Folwell’s main beef is that N.C. DOT is overspending and making more than $1 billion in short-term loans between the Highway Trust Fund and the state Highway Fund without proper approval from the treasurer’s office, which is responsible for the state’s debt issuance and credit rating. N.C. DOT officials say they’ve done nothing wrong and followed the letter of the law in responding to a cash crunch caused by a series of natural disasters and legal settlements related to a now-repealed law that enabled the agency to block development in various highway corridors.
Greensboro lawyer Mike Fox, who chairs the N.C. DOT board, says he has “complete confidence in Secretary Trogdon and the leadership team at NCDOT and sincerely hope that the Treasurer will focus more in the future on working with NCDOT to solve the problems caused by natural disasters and the Map Act Litigation.“
Cooper’s team offered a more biting reaction to Folwell with spokeswoman Megan Thorpe issuing a statement: “A financial lecture from the nation’s least effective state treasurer, who boasts among the worst fiduciary returns on investment and raised the cost of health care for state employees during his tenure, is not credible.”
Requests for comment to detail those criticisms weren’t returned by Cooper’s media office. Since his election in 2016, Folwell has emphasized his efforts to reduce management costs related to the state’s $100 billion pension funds, simplify the state’s investment strategies and reduce N.C. health care spending.
The N.C. DOT dispute centers around spending of Build NC bonds approved by lawmakers last year to accelerate some highway projects because of the state’s rapid growth. The state has the authority to issue up to $300 million in Build NC bonds annually for the next decade. But N.C. DOT has not been specific on use of the funds, so bond rating agencies have raised concerns with the treasurer’s office, Folwell said today in a conference call with reporters.

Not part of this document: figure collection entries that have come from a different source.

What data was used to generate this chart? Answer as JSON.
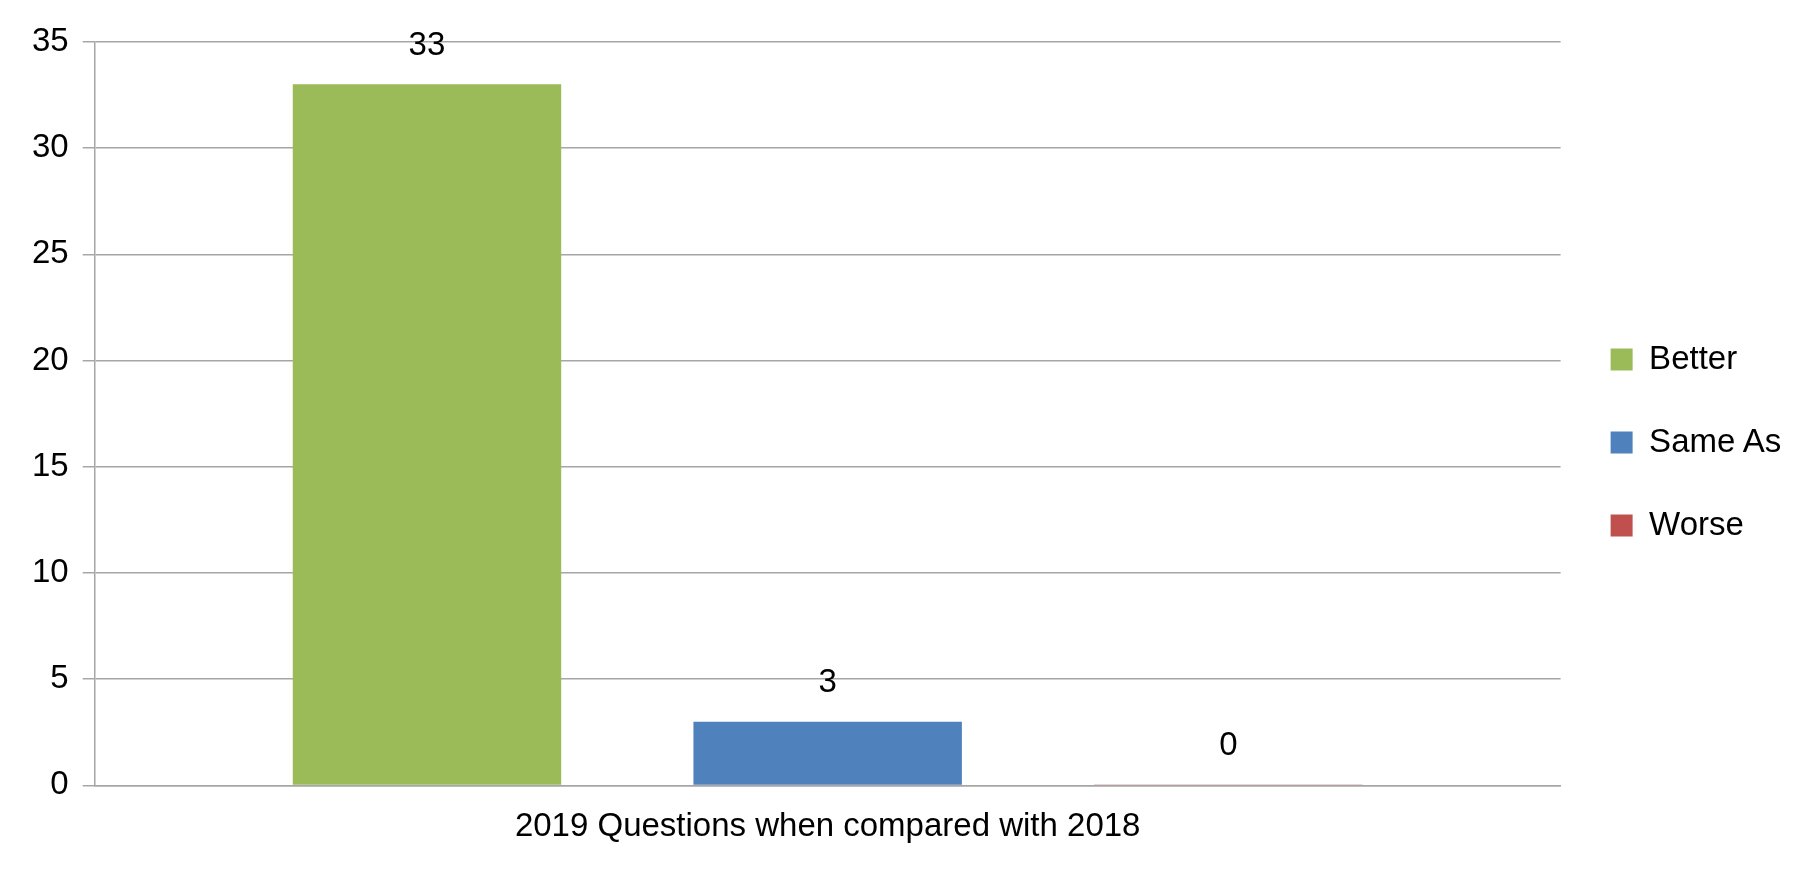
{
  "chart_data": {
    "type": "bar",
    "categories": [
      "2019 Questions when compared with 2018"
    ],
    "series": [
      {
        "name": "Better",
        "color": "#9bbb59",
        "values": [
          33
        ]
      },
      {
        "name": "Same As",
        "color": "#4f81bd",
        "values": [
          3
        ]
      },
      {
        "name": "Worse",
        "color": "#c0504d",
        "values": [
          0
        ]
      }
    ],
    "ylim": [
      0,
      35
    ],
    "yticks": [
      0,
      5,
      10,
      15,
      20,
      25,
      30,
      35
    ],
    "grid": "y",
    "legend": "right",
    "data_labels": true
  }
}
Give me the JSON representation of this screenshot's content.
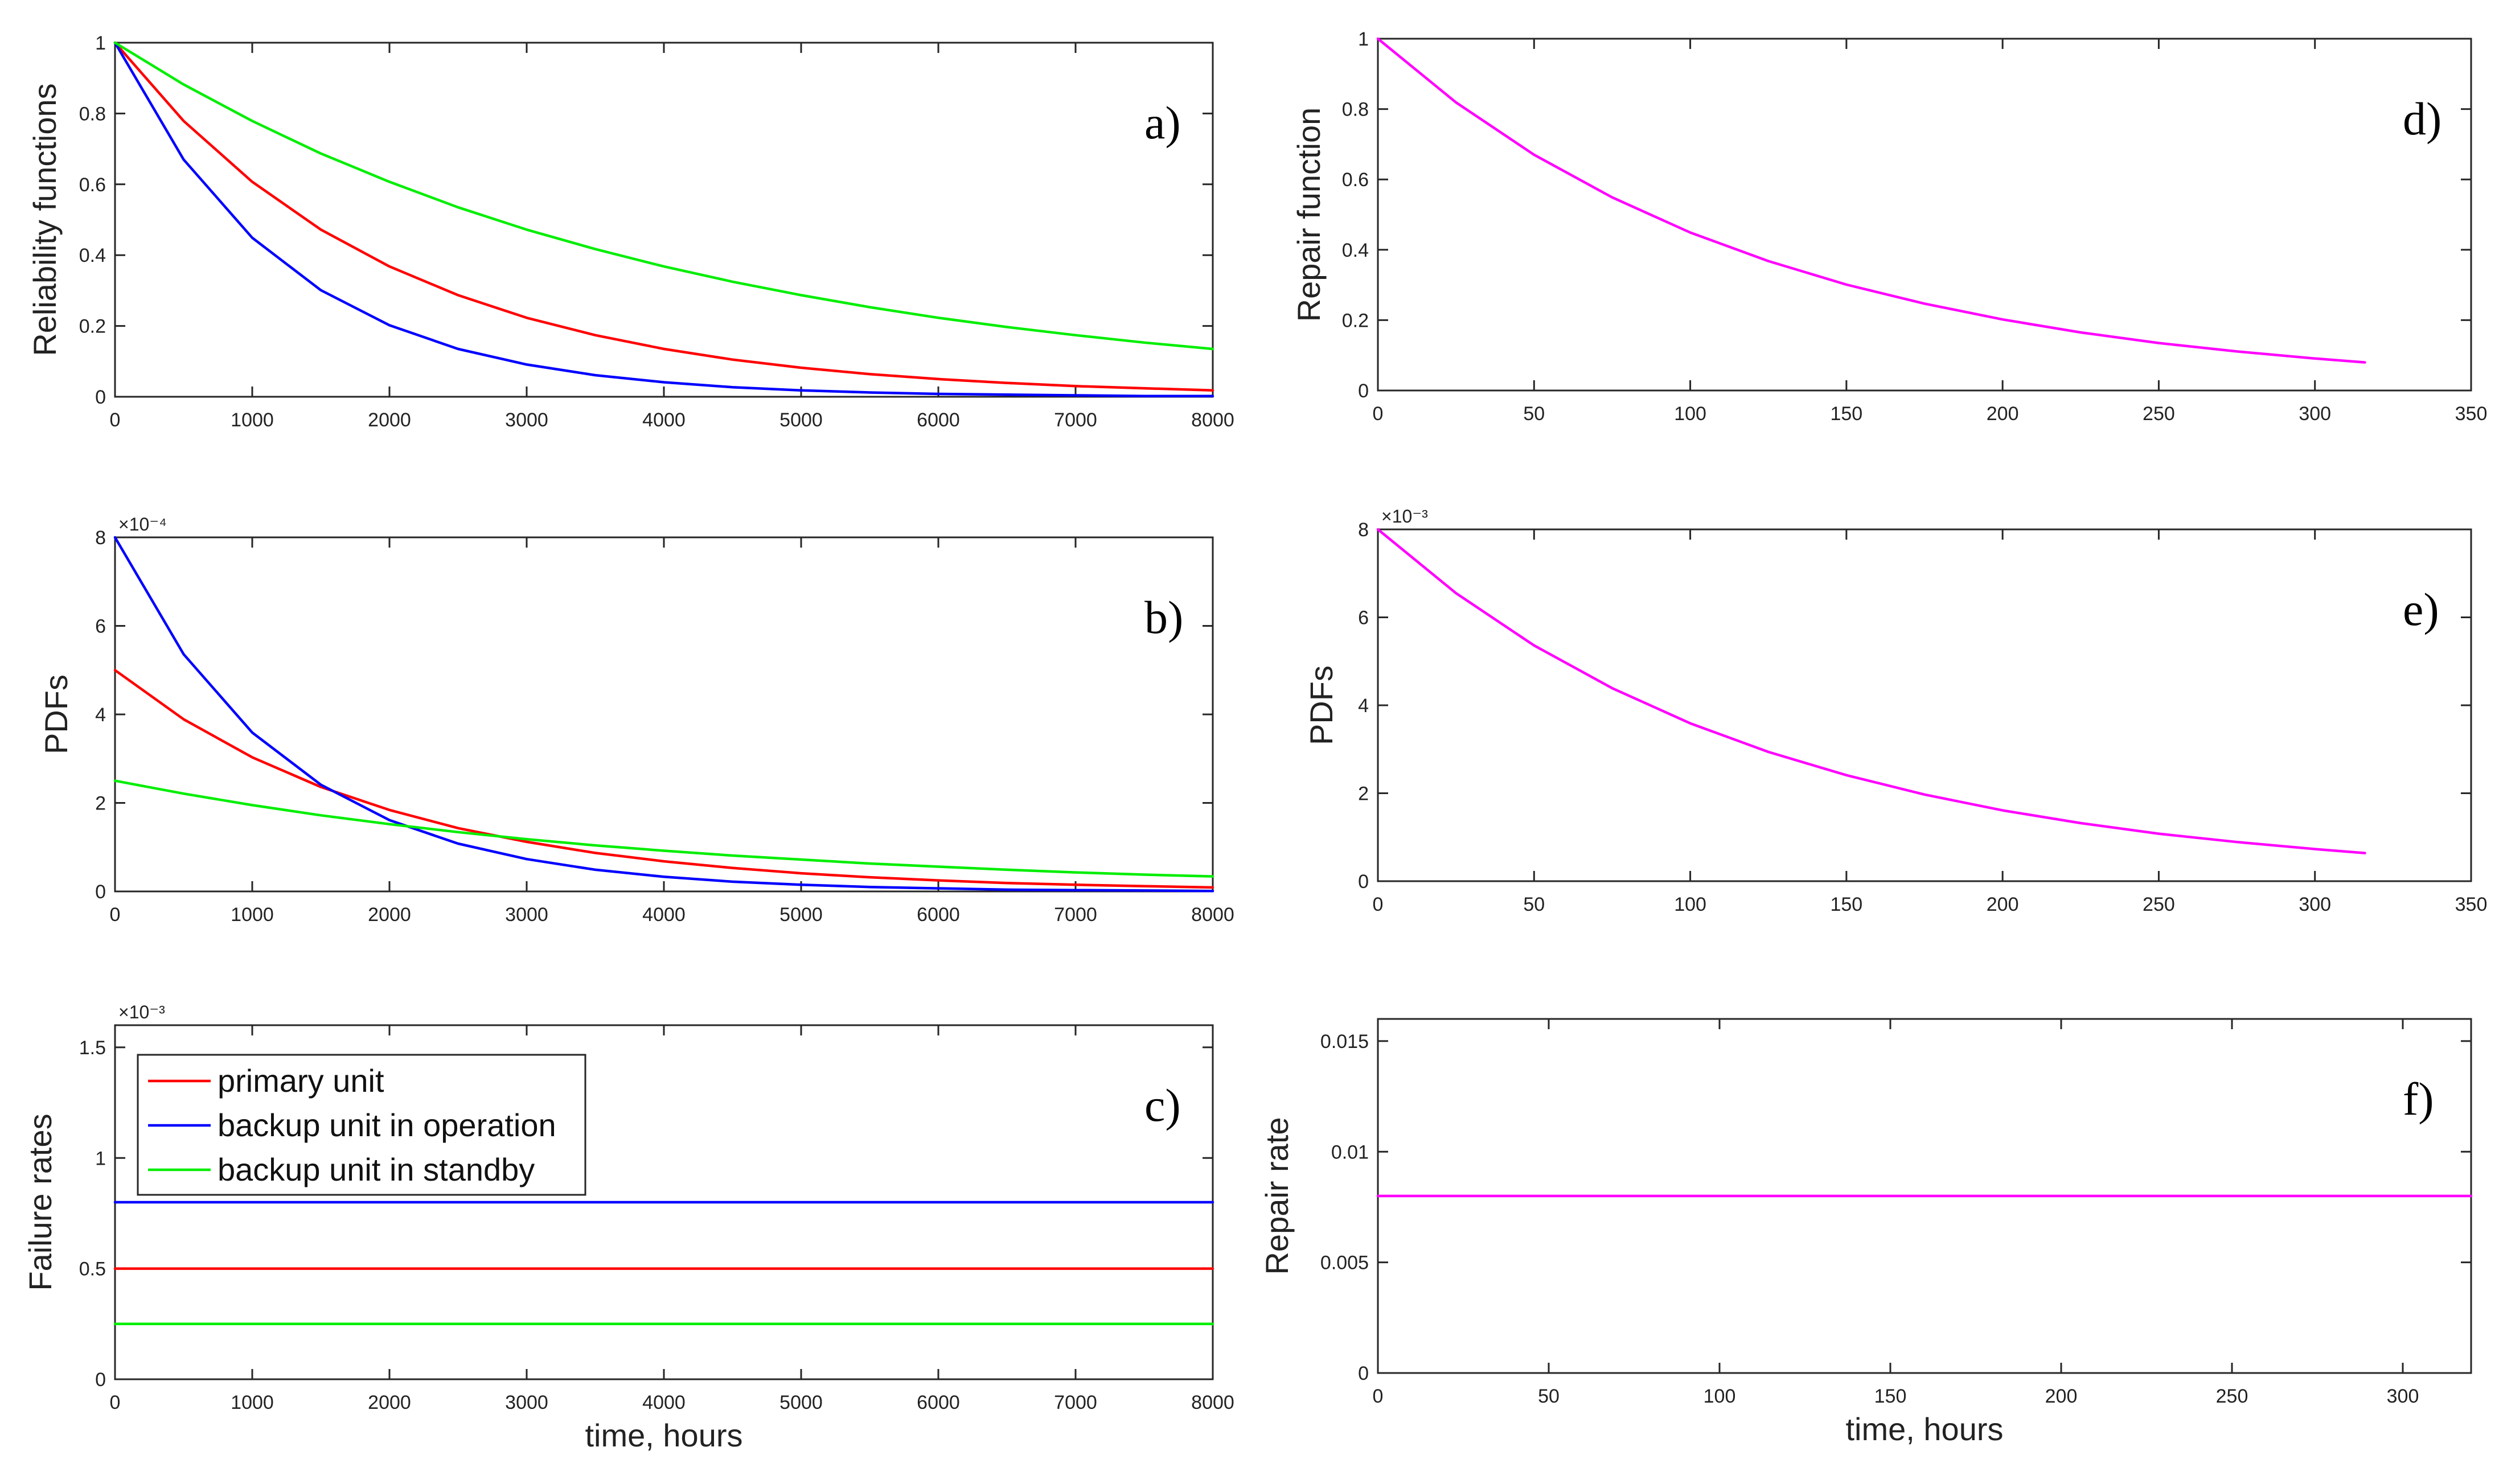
{
  "chart_data": [
    {
      "id": "a",
      "type": "line",
      "panel_label": "a)",
      "ylabel": "Reliability functions",
      "xlabel": "",
      "xlim": [
        0,
        8000
      ],
      "ylim": [
        0,
        1
      ],
      "xticks": [
        0,
        1000,
        2000,
        3000,
        4000,
        5000,
        6000,
        7000,
        8000
      ],
      "xtick_labels": [
        "0",
        "1000",
        "2000",
        "3000",
        "4000",
        "5000",
        "6000",
        "7000",
        "8000"
      ],
      "yticks": [
        0,
        0.2,
        0.4,
        0.6,
        0.8,
        1
      ],
      "ytick_labels": [
        "0",
        "0.2",
        "0.4",
        "0.6",
        "0.8",
        "1"
      ],
      "exponent": "",
      "series": [
        {
          "name": "primary unit",
          "color": "#ff0000",
          "x": [
            0,
            500,
            1000,
            1500,
            2000,
            2500,
            3000,
            3500,
            4000,
            4500,
            5000,
            5500,
            6000,
            6500,
            7000,
            7500,
            8000
          ],
          "y": [
            1,
            0.779,
            0.607,
            0.472,
            0.368,
            0.287,
            0.223,
            0.174,
            0.135,
            0.105,
            0.082,
            0.064,
            0.05,
            0.039,
            0.03,
            0.024,
            0.018
          ]
        },
        {
          "name": "backup unit in operation",
          "color": "#0000ff",
          "x": [
            0,
            500,
            1000,
            1500,
            2000,
            2500,
            3000,
            3500,
            4000,
            4500,
            5000,
            5500,
            6000,
            6500,
            7000,
            7500,
            8000
          ],
          "y": [
            1,
            0.67,
            0.449,
            0.301,
            0.202,
            0.135,
            0.091,
            0.061,
            0.041,
            0.027,
            0.018,
            0.012,
            0.008,
            0.006,
            0.004,
            0.002,
            0.002
          ]
        },
        {
          "name": "backup unit in standby",
          "color": "#00ee00",
          "x": [
            0,
            500,
            1000,
            1500,
            2000,
            2500,
            3000,
            3500,
            4000,
            4500,
            5000,
            5500,
            6000,
            6500,
            7000,
            7500,
            8000
          ],
          "y": [
            1,
            0.882,
            0.779,
            0.687,
            0.607,
            0.535,
            0.472,
            0.417,
            0.368,
            0.325,
            0.287,
            0.253,
            0.223,
            0.197,
            0.174,
            0.153,
            0.135
          ]
        }
      ]
    },
    {
      "id": "b",
      "type": "line",
      "panel_label": "b)",
      "ylabel": "PDFs",
      "xlabel": "",
      "xlim": [
        0,
        8000
      ],
      "ylim": [
        0,
        8
      ],
      "xticks": [
        0,
        1000,
        2000,
        3000,
        4000,
        5000,
        6000,
        7000,
        8000
      ],
      "xtick_labels": [
        "0",
        "1000",
        "2000",
        "3000",
        "4000",
        "5000",
        "6000",
        "7000",
        "8000"
      ],
      "yticks": [
        0,
        2,
        4,
        6,
        8
      ],
      "ytick_labels": [
        "0",
        "2",
        "4",
        "6",
        "8"
      ],
      "exponent": "×10⁻⁴",
      "series": [
        {
          "name": "primary unit",
          "color": "#ff0000",
          "x": [
            0,
            500,
            1000,
            1500,
            2000,
            2500,
            3000,
            3500,
            4000,
            4500,
            5000,
            5500,
            6000,
            6500,
            7000,
            7500,
            8000
          ],
          "y": [
            5,
            3.89,
            3.03,
            2.36,
            1.84,
            1.43,
            1.12,
            0.87,
            0.68,
            0.53,
            0.41,
            0.32,
            0.25,
            0.19,
            0.15,
            0.12,
            0.09
          ]
        },
        {
          "name": "backup unit in operation",
          "color": "#0000ff",
          "x": [
            0,
            500,
            1000,
            1500,
            2000,
            2500,
            3000,
            3500,
            4000,
            4500,
            5000,
            5500,
            6000,
            6500,
            7000,
            7500,
            8000
          ],
          "y": [
            8,
            5.36,
            3.59,
            2.41,
            1.61,
            1.08,
            0.73,
            0.49,
            0.33,
            0.22,
            0.15,
            0.1,
            0.07,
            0.04,
            0.03,
            0.02,
            0.01
          ]
        },
        {
          "name": "backup unit in standby",
          "color": "#00ee00",
          "x": [
            0,
            500,
            1000,
            1500,
            2000,
            2500,
            3000,
            3500,
            4000,
            4500,
            5000,
            5500,
            6000,
            6500,
            7000,
            7500,
            8000
          ],
          "y": [
            2.5,
            2.21,
            1.95,
            1.72,
            1.52,
            1.34,
            1.18,
            1.04,
            0.92,
            0.81,
            0.72,
            0.63,
            0.56,
            0.49,
            0.43,
            0.38,
            0.34
          ]
        }
      ]
    },
    {
      "id": "c",
      "type": "line",
      "panel_label": "c)",
      "ylabel": "Failure rates",
      "xlabel": "time, hours",
      "xlim": [
        0,
        8000
      ],
      "ylim": [
        0,
        1.6
      ],
      "xticks": [
        0,
        1000,
        2000,
        3000,
        4000,
        5000,
        6000,
        7000,
        8000
      ],
      "xtick_labels": [
        "0",
        "1000",
        "2000",
        "3000",
        "4000",
        "5000",
        "6000",
        "7000",
        "8000"
      ],
      "yticks": [
        0,
        0.5,
        1,
        1.5
      ],
      "ytick_labels": [
        "0",
        "0.5",
        "1",
        "1.5"
      ],
      "exponent": "×10⁻³",
      "legend": {
        "placement": "top-left",
        "entries": [
          "primary unit",
          "backup unit in operation",
          "backup unit in standby"
        ]
      },
      "series": [
        {
          "name": "primary unit",
          "color": "#ff0000",
          "x": [
            0,
            8000
          ],
          "y": [
            0.5,
            0.5
          ]
        },
        {
          "name": "backup unit in operation",
          "color": "#0000ff",
          "x": [
            0,
            8000
          ],
          "y": [
            0.8,
            0.8
          ]
        },
        {
          "name": "backup unit in standby",
          "color": "#00ee00",
          "x": [
            0,
            8000
          ],
          "y": [
            0.25,
            0.25
          ]
        }
      ]
    },
    {
      "id": "d",
      "type": "line",
      "panel_label": "d)",
      "ylabel": "Repair function",
      "xlabel": "",
      "xlim": [
        0,
        350
      ],
      "ylim": [
        0,
        1
      ],
      "xticks": [
        0,
        50,
        100,
        150,
        200,
        250,
        300,
        350
      ],
      "xtick_labels": [
        "0",
        "50",
        "100",
        "150",
        "200",
        "250",
        "300",
        "350"
      ],
      "yticks": [
        0,
        0.2,
        0.4,
        0.6,
        0.8,
        1
      ],
      "ytick_labels": [
        "0",
        "0.2",
        "0.4",
        "0.6",
        "0.8",
        "1"
      ],
      "exponent": "",
      "series": [
        {
          "name": "repair function",
          "color": "#ff00ff",
          "x": [
            0,
            25,
            50,
            75,
            100,
            125,
            150,
            175,
            200,
            225,
            250,
            275,
            300,
            316
          ],
          "y": [
            1,
            0.819,
            0.67,
            0.549,
            0.449,
            0.368,
            0.301,
            0.247,
            0.202,
            0.165,
            0.135,
            0.111,
            0.091,
            0.08
          ]
        }
      ]
    },
    {
      "id": "e",
      "type": "line",
      "panel_label": "e)",
      "ylabel": "PDFs",
      "xlabel": "",
      "xlim": [
        0,
        350
      ],
      "ylim": [
        0,
        8
      ],
      "xticks": [
        0,
        50,
        100,
        150,
        200,
        250,
        300,
        350
      ],
      "xtick_labels": [
        "0",
        "50",
        "100",
        "150",
        "200",
        "250",
        "300",
        "350"
      ],
      "yticks": [
        0,
        2,
        4,
        6,
        8
      ],
      "ytick_labels": [
        "0",
        "2",
        "4",
        "6",
        "8"
      ],
      "exponent": "×10⁻³",
      "series": [
        {
          "name": "repair PDF",
          "color": "#ff00ff",
          "x": [
            0,
            25,
            50,
            75,
            100,
            125,
            150,
            175,
            200,
            225,
            250,
            275,
            300,
            316
          ],
          "y": [
            8,
            6.55,
            5.36,
            4.39,
            3.59,
            2.94,
            2.41,
            1.97,
            1.61,
            1.32,
            1.08,
            0.89,
            0.73,
            0.64
          ]
        }
      ]
    },
    {
      "id": "f",
      "type": "line",
      "panel_label": "f)",
      "ylabel": "Repair rate",
      "xlabel": "time, hours",
      "xlim": [
        0,
        320
      ],
      "ylim": [
        0,
        0.016
      ],
      "xticks": [
        0,
        50,
        100,
        150,
        200,
        250,
        300
      ],
      "xtick_labels": [
        "0",
        "50",
        "100",
        "150",
        "200",
        "250",
        "300"
      ],
      "yticks": [
        0,
        0.005,
        0.01,
        0.015
      ],
      "ytick_labels": [
        "0",
        "0.005",
        "0.01",
        "0.015"
      ],
      "exponent": "",
      "series": [
        {
          "name": "repair rate",
          "color": "#ff00ff",
          "x": [
            0,
            320
          ],
          "y": [
            0.008,
            0.008
          ]
        }
      ]
    }
  ]
}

In September, N.C. business leaders urged state lawmakers to provide more money to help N.C. DOT get through its current financial straits, but no action was taken in the session that concluded last week, Folwell says.
“It’s beyond me why the governor wants to attack me and not attack problems,” Folwell says. “My suggestion is to bring financial management of DOT more directly under him and not take away any power.”
Folwell said he is relying on advice on the N.C. DOT finances from treasurer’s office employees who worked for previous agency leaders, including Janet Cowell and Richard Moore, both of whom are Democrats like Gov. Cooper. Folwell is a Republican.